Her zaman “sınırları aşmaktan” bahsediyoruz. Neden amacımız sınırları aşmak? Dostoyevski “Budala” isimli kitabında İppolit karakteriyle, “Ah inanın, Kolomb Amerika’yı keşfettiği anda değil, onu keşfederken mutluydu.” der. Sınırları aşmaya çalıştığımız süreci mi seviyoruz yoksa sınırsızlığa ulaşmayı mı istiyoruz? Ruhumuzun sur ya da sınırları içerisinde mutlu değil miyiz, surların içerisi sıkıcı mı veya surların ötesi mi ilgi çekici?

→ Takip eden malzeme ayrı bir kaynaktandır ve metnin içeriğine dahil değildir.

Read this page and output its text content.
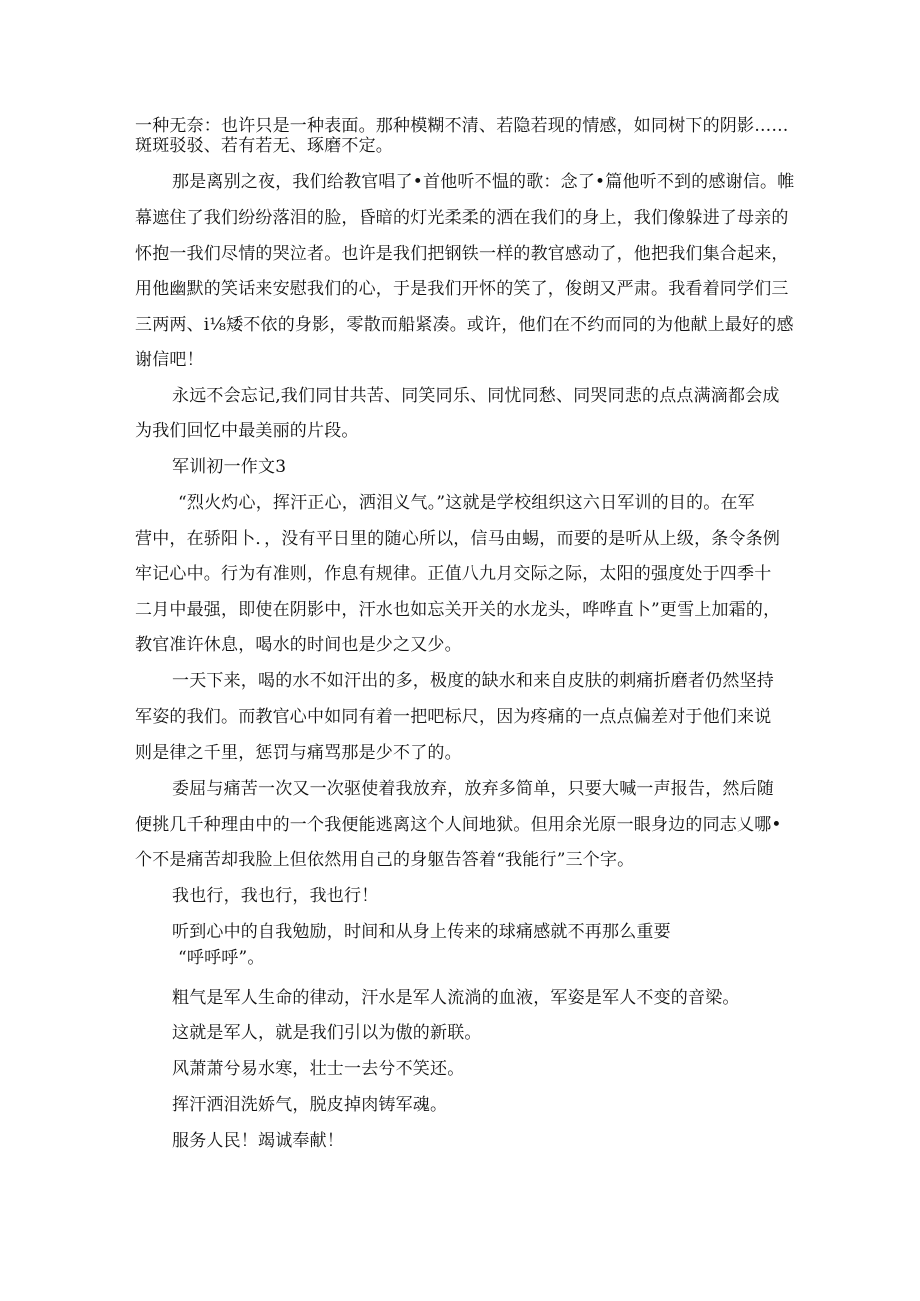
一种无奈：也许只是一种表面。那种模糊不清、若隐若现的情感，如同树下的阴影……
斑斑驳驳、若有若无、琢磨不定。
那是离别之夜，我们给教官唱了•首他听不愠的歌：念了•篇他听不到的感谢信。帷
幕遮住了我们纷纷落泪的脸，昏暗的灯光柔柔的洒在我们的身上，我们像躲进了母亲的
怀抱一我们尽情的哭泣者。也许是我们把钢铁一样的教官感动了，他把我们集合起来，
用他幽默的笑话来安慰我们的心，于是我们开怀的笑了，俊朗又严肃。我看着同学们三
三两两、i⅛矮不依的身影，零散而船紧凑。或许，他们在不约而同的为他献上最好的感
谢信吧！
永远不会忘记,我们同甘共苦、同笑同乐、同忧同愁、同哭同悲的点点满滴都会成
为我们回忆中最美丽的片段。
军训初一作文3
“烈火灼心，挥汗正心，洒泪义气。”这就是学校组织这六日军训的目的。在军
营中，在骄阳卜．，没有平日里的随心所以，信马由蜴，而要的是听从上级，条令条例
牢记心中。行为有准则，作息有规律。正值八九月交际之际，太阳的强度处于四季十
二月中最强，即使在阴影中，汗水也如忘关开关的水龙头，哗哗直卜”更雪上加霜的，
教官准许休息，喝水的时间也是少之又少。
一天下来，喝的水不如汗出的多，极度的缺水和来自皮肤的刺痛折磨者仍然坚持
军姿的我们。而教官心中如同有着一把吧标尺，因为疼痛的一点点偏差对于他们来说
则是律之千里，惩罚与痛骂那是少不了的。
委屈与痛苦一次又一次驱使着我放弃，放弃多简单，只要大喊一声报告，然后随
便挑几千种理由中的一个我便能逃离这个人间地狱。但用余光原一眼身边的同志乂哪•
个不是痛苦却我脸上但依然用自己的身躯告答着“我能行”三个字。
我也行，我也行，我也行！
听到心中的自我勉励，时间和从身上传来的球痛感就不再那么重要
“呼呼呼”。
粗气是军人生命的律动，汗水是军人流淌的血液，军姿是军人不变的音梁。
这就是军人，就是我们引以为傲的新联。
风萧萧兮易水寒，壮士一去兮不笑还。
挥汗洒泪洗娇气，脱皮掉肉铸军魂。
服务人民！竭诚奉献！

Esaretin olduğu yerde özgürlükten bahsedilemeyeceğini düşünüyorum. İnsanın zihninin, bedeninin ve davranışlarının bir sınırı vardır. Gerçek özgürlük ancak uhrevi bir sınırsızlıkta gizlidir. Özgürlüğü hep uçsuz bucaksız gibi görünen mavi gökte şiirsel endamla kanat çırpan kuşların sembolize ettiği düşünülür fakat bembeyaz kanatlı kuşlar bile gökyüzüne ve özgürlüğe tamamen erişemez. Bu konuyla ilgili Nietzsche şöyle der: “Özgür mü diyorsun kendine? Sana hükmeden düşünceni anlat, duymak isterim.”
Yani özgür olduğumuzu düşünür ve söylerken bile “özgürlük düşüncesi” bizim genel düşüncemize hükmeder ki öyle söyleriz.
Aslında hayat ve özgürlük çok benzerdir. Hayatın değerini varlığına alıştığımız spesifik bir şeyin yokluğuyla karşılaşınca, özgürlüğün değerini esaretle tanışınca anlarız. Hayat hem beyaz, hem siyahtır; yani gridir. Gerçek özgürlük içerisinde esareti barındırır. Özgürlüğün kendisi beyaz (belki de yeşil) esaret ise siyahtır, yani bilinmezdir. İkisi tatlı ve acının birleşmesi gibi bütünleşince gri olur.
Belki de aradığımız mutluluk esarette saklıydı. Bu önerme gerçekse bunu fark edemediğimiz için hep başka şeylere yönelme ihtiyacı hissediyorduk. Esareti anlamazsak esaret de bizi anlamaz. Kim bilir, belki özgürlüğün ve özgünlüğün özü esarette gizlidir.